Guy Spends Extra 30 Seconds at Urinal to Prove Some Kind of Point


SIPA — He was there when you walked in to the fourth floor restroom. You heard him peeing as you walked to the urinal at the other side of the room. Every drop he made could be heard echoing throughout the vast, empty restroom. You pulled out your instrument and joined him, an impromptu duet.

Halfway through your song, you heard him finish. And he stayed.

When you were finished a few seconds later, he was still there, standing, looking down. You shook yourself to make sure nothing remained. Maybe he was doing the same. Maybe he’s been standing there so long because his penis is massive. Maybe he’s been wringing out every last drop because there was just so much to work through. Like pushing out the last bit of toothpaste from a long tube, perhaps he was working incrementally, diligently, from the base to the tip. That must be it. He’s huge.

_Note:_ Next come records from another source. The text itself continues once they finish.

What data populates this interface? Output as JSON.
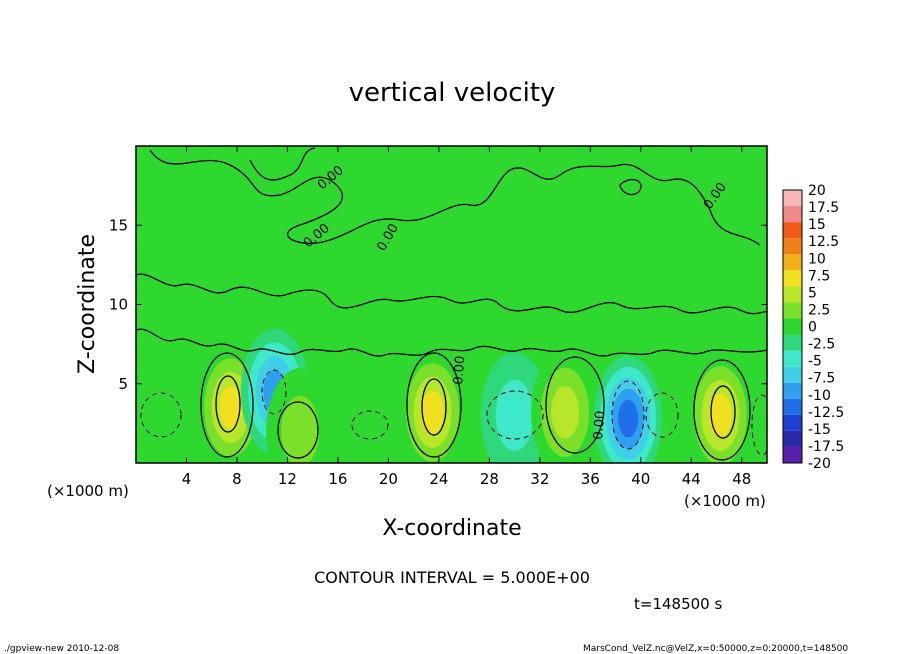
{
  "chart_data": {
    "type": "heatmap",
    "title": "vertical velocity",
    "xlabel": "X-coordinate",
    "ylabel": "Z-coordinate",
    "x_unit": "(×1000 m)",
    "y_unit": "(×1000 m)",
    "xlim": [
      0,
      50
    ],
    "ylim": [
      0,
      20
    ],
    "x_ticks": [
      4,
      8,
      12,
      16,
      20,
      24,
      28,
      32,
      36,
      40,
      44,
      48
    ],
    "y_ticks": [
      5,
      10,
      15
    ],
    "contour_labels": [
      "0.00",
      "0.00",
      "0.00",
      "0.00",
      "0.00",
      "0.00"
    ],
    "contour_interval_text": "CONTOUR INTERVAL = 5.000E+00",
    "time_text": "t=148500 s",
    "colorbar": {
      "levels": [
        -20,
        -17.5,
        -15,
        -12.5,
        -10,
        -7.5,
        -5,
        -2.5,
        0,
        2.5,
        5,
        7.5,
        10,
        12.5,
        15,
        17.5,
        20
      ],
      "labels": [
        "-20",
        "-17.5",
        "-15",
        "-12.5",
        "-10",
        "-7.5",
        "-5",
        "-2.5",
        "0",
        "2.5",
        "5",
        "7.5",
        "10",
        "12.5",
        "15",
        "17.5",
        "20"
      ],
      "colors": [
        "#5a1fa8",
        "#2a2aa8",
        "#1f3fd0",
        "#1f6fe8",
        "#2fa0f0",
        "#3fd0e8",
        "#3fe8c8",
        "#2fd87a",
        "#2ed82e",
        "#7ae02a",
        "#b8e62a",
        "#f0e020",
        "#f0b01a",
        "#f08018",
        "#f05a14",
        "#f08a8a",
        "#f8b8b8"
      ]
    },
    "cells": [
      {
        "x": 7.5,
        "z": 3.5,
        "w": 8.2,
        "label": "updraft"
      },
      {
        "x": 11.0,
        "z": 4.5,
        "w": -9.0,
        "label": "downdraft"
      },
      {
        "x": 13.0,
        "z": 2.0,
        "w": 4.5,
        "label": "updraft"
      },
      {
        "x": 23.5,
        "z": 3.2,
        "w": 9.5,
        "label": "updraft"
      },
      {
        "x": 30.0,
        "z": 3.0,
        "w": -4.0,
        "label": "downdraft"
      },
      {
        "x": 34.0,
        "z": 3.2,
        "w": 6.5,
        "label": "updraft"
      },
      {
        "x": 39.0,
        "z": 2.8,
        "w": -11.0,
        "label": "downdraft"
      },
      {
        "x": 46.3,
        "z": 3.0,
        "w": 9.5,
        "label": "updraft"
      }
    ]
  },
  "footer": {
    "left": "./gpview-new   2010-12-08",
    "right": "MarsCond_VelZ.nc@VelZ,x=0:50000,z=0:20000,t=148500"
  }
}
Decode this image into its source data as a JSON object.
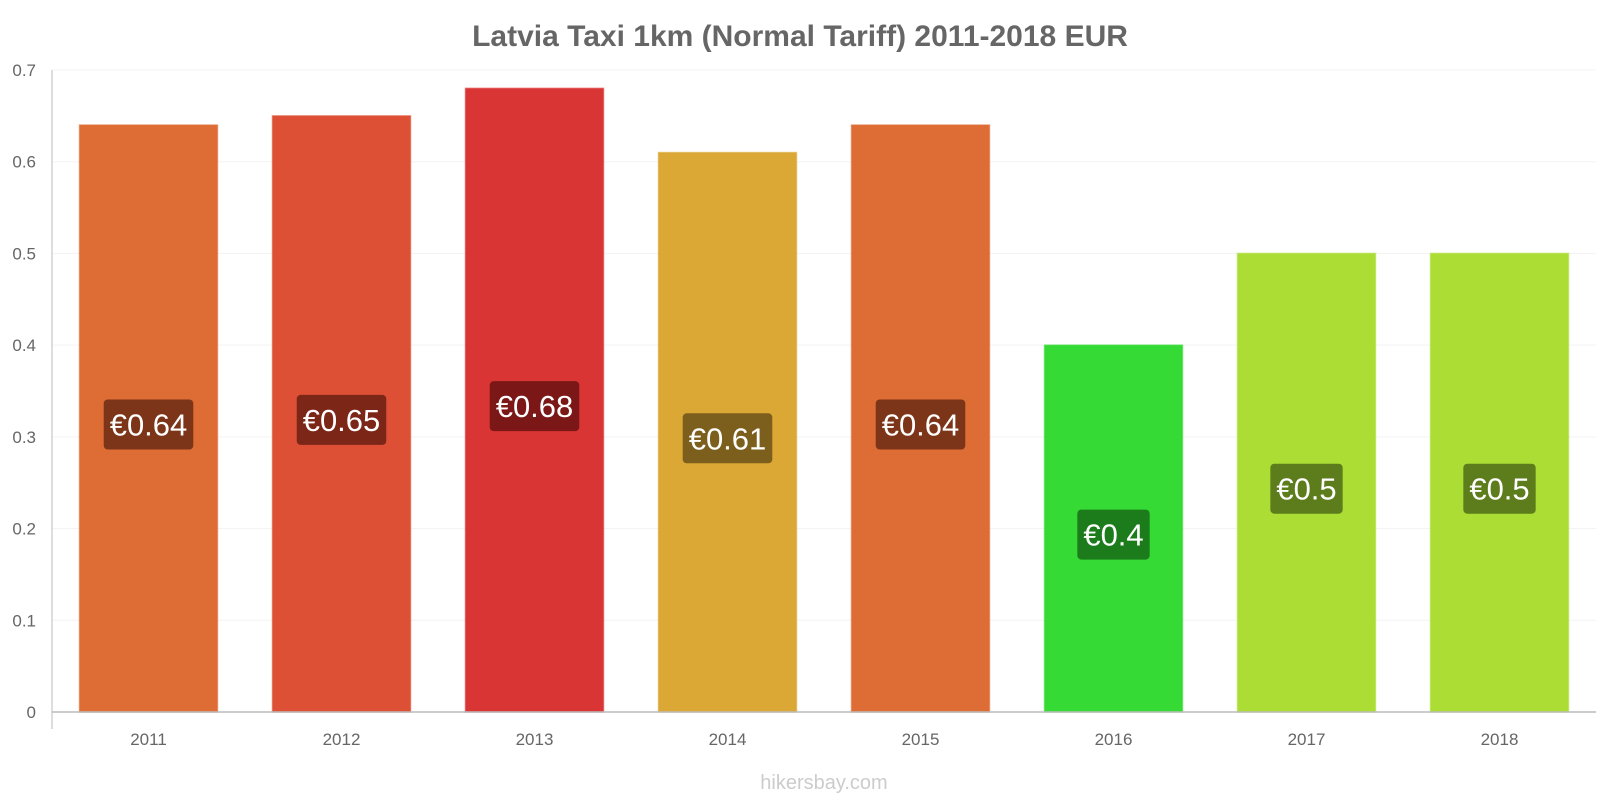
{
  "chart_data": {
    "type": "bar",
    "title": "Latvia Taxi 1km (Normal Tariff) 2011-2018 EUR",
    "xlabel": "",
    "ylabel": "",
    "categories": [
      "2011",
      "2012",
      "2013",
      "2014",
      "2015",
      "2016",
      "2017",
      "2018"
    ],
    "values": [
      0.64,
      0.65,
      0.68,
      0.61,
      0.64,
      0.4,
      0.5,
      0.5
    ],
    "value_labels": [
      "€0.64",
      "€0.65",
      "€0.68",
      "€0.61",
      "€0.64",
      "€0.4",
      "€0.5",
      "€0.5"
    ],
    "ylim": [
      0,
      0.7
    ],
    "yticks": [
      "0",
      "0.1",
      "0.2",
      "0.3",
      "0.4",
      "0.5",
      "0.6",
      "0.7"
    ],
    "grid": true,
    "legend": "none",
    "bar_colors": [
      "#dd6d35",
      "#dd5035",
      "#da3535",
      "#dba735",
      "#dd6d35",
      "#35da35",
      "#acdd35",
      "#acdd35"
    ],
    "label_bg_colors": [
      "#6b2c13",
      "#6b1e13",
      "#6b1212",
      "#6b5218",
      "#6b2c13",
      "#176b17",
      "#4f6b18",
      "#4f6b18"
    ]
  },
  "watermark": "hikersbay.com"
}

You can’t be emasculated by this guy. He’s got a ponytail, 1970s aviator glasses, and pink socks under his L. L. Bean boots. You stand at the urinal a bit longer, pretending to milk yourself like a cow locked in a pen. But you can’t bring yourself to it. This isn’t you. You’re not… big. You’re dry. There’s nothing left in you because, well, there wasn’t much there to begin with.

He won. You wash your hands in shame as he still stands at the urinal, running his hands across the entire length of his member. You exit the restroom, defeated by the big-penis man.